何も決まっていなかったです。スティーブン・ノムラ・シブル監督もどこで終わりにしようか、まとめようかと探っていたころに、僕が病気になってしまって。色々な活動がストップしてしまう。それが2014年のことで、当初アルバムを出すつもりでいたから、監督はそのアルバムの制作をドキュメンタリーのゴールにしようと考えていたと思います。それが病気によって一時中断してしまいました。
バケツに当たる雨音を聴く坂本龍一。映画『Ryuichi Sakamoto: CODA』より
—結果として、『async』の完成が帰結となったわけですね。映画の冒頭、陸前高田市での演奏シーン※ があります。同じく劇中の中盤の、アメリカ同時多発テロ事件後のニューヨークについての回想シーンでは、数日間にわたって街から音楽が消えたことが語られていました。陸前高田市でのコンサートにはどのような心境で臨んだのでしょうか。
※2012年12月12日に開催された『坂本龍一 Trio Tour Japan & Korea チャリティコンサート陸前高田公演』
あのシーンの時点では、震災から1年以上が経っていました。震災が起こってすぐに、被災地に行って元気づけようとするミュージシャンもいたんですよ。しかし、周りにいたそういう人たちを僕は止めました。邪魔になるからと。災害があったときに必要なのは、水と食料と寝るところ。それらが確保できるようになり、落ち着いてきてはじめて、人間は音楽などを必要とするわけですから、それまでは行くべきではないと。

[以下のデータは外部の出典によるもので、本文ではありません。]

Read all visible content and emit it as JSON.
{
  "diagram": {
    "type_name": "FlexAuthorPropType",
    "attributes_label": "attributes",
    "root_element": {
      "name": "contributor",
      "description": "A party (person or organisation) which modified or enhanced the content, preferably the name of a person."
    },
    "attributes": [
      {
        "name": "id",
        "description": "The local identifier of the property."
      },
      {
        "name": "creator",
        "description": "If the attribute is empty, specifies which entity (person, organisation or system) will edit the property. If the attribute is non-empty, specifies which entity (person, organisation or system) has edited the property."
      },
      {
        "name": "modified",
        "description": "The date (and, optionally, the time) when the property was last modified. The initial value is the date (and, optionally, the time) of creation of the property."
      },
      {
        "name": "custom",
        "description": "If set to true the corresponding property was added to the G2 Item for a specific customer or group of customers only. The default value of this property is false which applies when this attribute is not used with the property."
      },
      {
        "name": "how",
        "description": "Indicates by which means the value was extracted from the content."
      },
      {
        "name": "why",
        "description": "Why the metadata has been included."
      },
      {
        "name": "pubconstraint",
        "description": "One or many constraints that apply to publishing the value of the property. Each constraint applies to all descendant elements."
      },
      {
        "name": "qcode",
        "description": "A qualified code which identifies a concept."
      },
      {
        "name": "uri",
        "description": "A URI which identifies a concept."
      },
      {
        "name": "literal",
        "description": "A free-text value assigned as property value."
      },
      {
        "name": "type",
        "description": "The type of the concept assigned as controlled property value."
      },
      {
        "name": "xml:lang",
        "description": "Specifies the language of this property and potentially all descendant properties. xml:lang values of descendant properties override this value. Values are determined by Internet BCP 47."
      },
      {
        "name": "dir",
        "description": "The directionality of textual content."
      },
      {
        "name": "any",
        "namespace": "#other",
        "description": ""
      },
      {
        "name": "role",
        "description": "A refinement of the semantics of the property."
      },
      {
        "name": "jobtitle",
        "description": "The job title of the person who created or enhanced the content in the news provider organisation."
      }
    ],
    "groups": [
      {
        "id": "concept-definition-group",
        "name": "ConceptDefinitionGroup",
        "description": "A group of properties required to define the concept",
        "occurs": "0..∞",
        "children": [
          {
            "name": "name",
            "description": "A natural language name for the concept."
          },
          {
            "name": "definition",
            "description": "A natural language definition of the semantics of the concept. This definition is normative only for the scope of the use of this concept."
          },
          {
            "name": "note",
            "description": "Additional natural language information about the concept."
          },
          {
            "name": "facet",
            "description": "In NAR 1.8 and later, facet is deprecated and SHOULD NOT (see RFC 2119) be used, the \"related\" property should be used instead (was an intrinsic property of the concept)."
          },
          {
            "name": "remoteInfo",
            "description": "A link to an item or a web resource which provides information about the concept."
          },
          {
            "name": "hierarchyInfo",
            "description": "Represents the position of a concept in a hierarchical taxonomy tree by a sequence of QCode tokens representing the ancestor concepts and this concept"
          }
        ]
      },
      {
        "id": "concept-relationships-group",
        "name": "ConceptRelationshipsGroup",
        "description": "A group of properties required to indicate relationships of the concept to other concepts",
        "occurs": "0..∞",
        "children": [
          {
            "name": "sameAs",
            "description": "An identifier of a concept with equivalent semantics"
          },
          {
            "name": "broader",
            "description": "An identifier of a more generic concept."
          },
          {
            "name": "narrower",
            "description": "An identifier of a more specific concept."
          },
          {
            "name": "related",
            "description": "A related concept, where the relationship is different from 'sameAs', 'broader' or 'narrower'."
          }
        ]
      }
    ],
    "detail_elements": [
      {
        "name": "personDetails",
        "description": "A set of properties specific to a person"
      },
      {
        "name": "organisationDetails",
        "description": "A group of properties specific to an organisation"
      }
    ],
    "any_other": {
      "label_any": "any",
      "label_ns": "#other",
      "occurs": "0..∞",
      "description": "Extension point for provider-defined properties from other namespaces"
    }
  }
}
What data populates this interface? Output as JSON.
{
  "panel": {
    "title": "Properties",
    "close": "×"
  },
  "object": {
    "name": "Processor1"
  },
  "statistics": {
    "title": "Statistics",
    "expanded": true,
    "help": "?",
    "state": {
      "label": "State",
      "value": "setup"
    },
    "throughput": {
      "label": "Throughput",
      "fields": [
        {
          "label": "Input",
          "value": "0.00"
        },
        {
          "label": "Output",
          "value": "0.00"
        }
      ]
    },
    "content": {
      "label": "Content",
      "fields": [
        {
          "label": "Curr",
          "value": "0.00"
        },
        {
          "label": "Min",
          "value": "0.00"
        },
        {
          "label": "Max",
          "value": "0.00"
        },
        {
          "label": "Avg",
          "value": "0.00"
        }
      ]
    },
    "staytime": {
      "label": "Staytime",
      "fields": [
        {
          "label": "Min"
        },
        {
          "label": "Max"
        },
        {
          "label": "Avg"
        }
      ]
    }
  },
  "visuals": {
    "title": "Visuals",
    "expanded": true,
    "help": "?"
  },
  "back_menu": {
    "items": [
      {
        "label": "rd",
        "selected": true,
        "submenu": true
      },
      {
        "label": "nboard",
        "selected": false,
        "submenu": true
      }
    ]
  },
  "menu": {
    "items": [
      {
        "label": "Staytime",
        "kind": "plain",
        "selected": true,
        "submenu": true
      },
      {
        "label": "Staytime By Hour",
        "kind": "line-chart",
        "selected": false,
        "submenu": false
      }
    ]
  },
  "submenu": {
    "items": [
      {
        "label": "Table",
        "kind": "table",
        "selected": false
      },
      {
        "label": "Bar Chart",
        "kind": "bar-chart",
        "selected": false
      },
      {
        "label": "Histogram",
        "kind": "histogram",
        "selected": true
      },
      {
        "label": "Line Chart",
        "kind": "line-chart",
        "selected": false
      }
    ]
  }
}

もちろん、ぼくがコンサートを行った時点でも、仮設住宅住まいの人や、避難生活をしている人もいたわけですから、いろいろな思いが充満していました。でも、いざ演奏となったら、考え過ぎると演奏できなくなってしまいますから、音楽のことだけを考え、良い演奏をすることに集中していました。コートを着たまま演奏していますが、本当は手袋もしたかったくらい。会場のみなさんも寒かっただろうと思います。